Any business serving coffee would do well to avoid the words “star” or “bucks” and using the Starbucks name or logo could even be problematic in an unrelated industry such as clothing, he says.
In contrast, using a less distinctive name such as “Bell” is less likely to lead to a trademark dispute.
A number of Canadian companies have made claims for a family of marks. For example, Molson has fought several applications for trademarks that include the word “golden” in relation to beer. Loblaw Co. Ltd. has also asserted its trademark rights for “President’s Choice.”
But McDonald is a common name; a 411.ca search pulls up nearly 10,000 results in Canada and there are a further 22,000 MacDonalds. Does the ruling suggest that if one of these McDonalds or MacDonalds wished to open a restaurant, they would be unable to trade under their family name?
No, says Simpson, explaining that a registered trademark doesn’t prevent people from making a bona fide use of their name as a trade name under s. 20(1)(a) of the Trade-marks Act.
More generally, a person can’t register a surname unless it has already acquired a secondary meaning or become distinctive as a trade source under s. 12 of the act.
In Cheah, McDonald’s also used survey evidence to show that “a statistically significant proportion of consumers would identify McDonald’s as the source of certain listed food products with the name MacDimSum,” wrote Hughes in his decision.
He continued: “The court has been suspect as to the growing use of and reliance upon surveys in proceedings such as this.”
However, the way MacDonald’s used this evidence “cannot be faulted,” Hughes wrote.
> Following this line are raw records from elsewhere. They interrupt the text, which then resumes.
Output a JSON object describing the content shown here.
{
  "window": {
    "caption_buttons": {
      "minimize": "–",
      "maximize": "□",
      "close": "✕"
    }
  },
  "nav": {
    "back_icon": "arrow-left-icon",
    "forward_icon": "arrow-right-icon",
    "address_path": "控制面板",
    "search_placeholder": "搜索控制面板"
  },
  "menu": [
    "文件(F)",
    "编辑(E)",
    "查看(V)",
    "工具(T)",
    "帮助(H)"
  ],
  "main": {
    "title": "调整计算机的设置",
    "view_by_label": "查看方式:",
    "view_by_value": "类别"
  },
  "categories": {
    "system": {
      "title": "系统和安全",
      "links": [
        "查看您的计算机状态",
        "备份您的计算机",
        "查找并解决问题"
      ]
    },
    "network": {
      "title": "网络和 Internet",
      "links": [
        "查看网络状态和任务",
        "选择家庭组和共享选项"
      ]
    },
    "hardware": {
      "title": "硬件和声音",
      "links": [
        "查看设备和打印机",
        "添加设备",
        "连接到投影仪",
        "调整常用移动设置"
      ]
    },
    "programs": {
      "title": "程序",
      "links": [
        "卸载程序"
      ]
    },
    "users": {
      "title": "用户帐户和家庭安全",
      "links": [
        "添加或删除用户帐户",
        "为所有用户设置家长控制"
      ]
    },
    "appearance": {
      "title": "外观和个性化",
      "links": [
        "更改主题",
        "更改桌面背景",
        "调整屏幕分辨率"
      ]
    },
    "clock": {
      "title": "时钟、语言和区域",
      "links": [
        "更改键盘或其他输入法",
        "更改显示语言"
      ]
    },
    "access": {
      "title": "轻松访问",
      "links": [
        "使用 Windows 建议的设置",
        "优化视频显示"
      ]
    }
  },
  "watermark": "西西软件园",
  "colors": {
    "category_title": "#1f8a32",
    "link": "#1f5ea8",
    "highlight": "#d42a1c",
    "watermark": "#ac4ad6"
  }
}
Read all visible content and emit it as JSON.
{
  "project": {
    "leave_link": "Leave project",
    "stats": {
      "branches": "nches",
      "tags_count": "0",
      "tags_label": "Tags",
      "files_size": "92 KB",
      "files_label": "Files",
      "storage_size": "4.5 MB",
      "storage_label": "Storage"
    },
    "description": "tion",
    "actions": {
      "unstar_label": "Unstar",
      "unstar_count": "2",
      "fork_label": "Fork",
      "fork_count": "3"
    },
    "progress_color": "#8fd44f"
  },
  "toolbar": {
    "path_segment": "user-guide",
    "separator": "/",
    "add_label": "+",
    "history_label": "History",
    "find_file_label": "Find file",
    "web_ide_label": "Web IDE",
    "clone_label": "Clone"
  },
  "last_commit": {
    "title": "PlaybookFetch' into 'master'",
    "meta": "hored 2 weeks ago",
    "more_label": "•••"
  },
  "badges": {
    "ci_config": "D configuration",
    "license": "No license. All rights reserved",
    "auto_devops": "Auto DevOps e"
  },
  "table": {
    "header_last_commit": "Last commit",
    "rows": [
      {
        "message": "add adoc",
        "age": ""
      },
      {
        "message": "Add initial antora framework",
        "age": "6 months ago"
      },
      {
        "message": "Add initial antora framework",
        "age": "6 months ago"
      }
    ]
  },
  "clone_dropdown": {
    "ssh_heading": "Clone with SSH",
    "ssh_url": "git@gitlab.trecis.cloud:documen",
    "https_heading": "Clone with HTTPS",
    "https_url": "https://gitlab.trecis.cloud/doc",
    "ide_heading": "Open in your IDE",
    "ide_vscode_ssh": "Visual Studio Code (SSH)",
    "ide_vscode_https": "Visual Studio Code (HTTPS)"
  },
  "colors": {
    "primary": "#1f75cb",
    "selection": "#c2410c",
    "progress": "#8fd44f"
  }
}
The decision refers to the 2011 case, Masterpiece Inc. v. Alavida Lifestyle Inc. A survey used by Masterpiece was “unhelpful,” the Supreme Court of Canada said, because it “attempted to simulate consumers with an imperfect recollection when none was available.”
It added: “Courts must fulfil their gatekeeper role to ensure that unnecessary, irrelevant, and potentially distracting expert and survey evidence is not allowed to extend and complicate court proceedings.” This was particularly true for trademark cases, it said.
Patriquin says the general concern among judges that surveys can be too “anecdotal” doesn’t mean people should avoid them as long as lawyers have “sufficient evidence in relation to the reliability and accuracy of the questions.”
In weighing whether McDonald’s was bullying Cheah, the judge also took into account a letter sent from the appellant to the restaurant chain on March 17, 2008.
The letter stated, “we can together perhaps explore the possibilities of a global MacDimSum partnership.” This provides a “hint of the appellant’s true motivations in seeking to register MacDimSum,” noted Hughes, adding McDonald’s hadn’t bullied Cheah but “behaved extremely properly and courteously.”
The finding seems to have dealt a final, fatal blow to Cheah’s appeal.
“Most of the time when people come this close to a trademark, it’s intentional,” says Patriquin. “In this case, it wasn’t just possibly intentional, it was explicitly intentional.”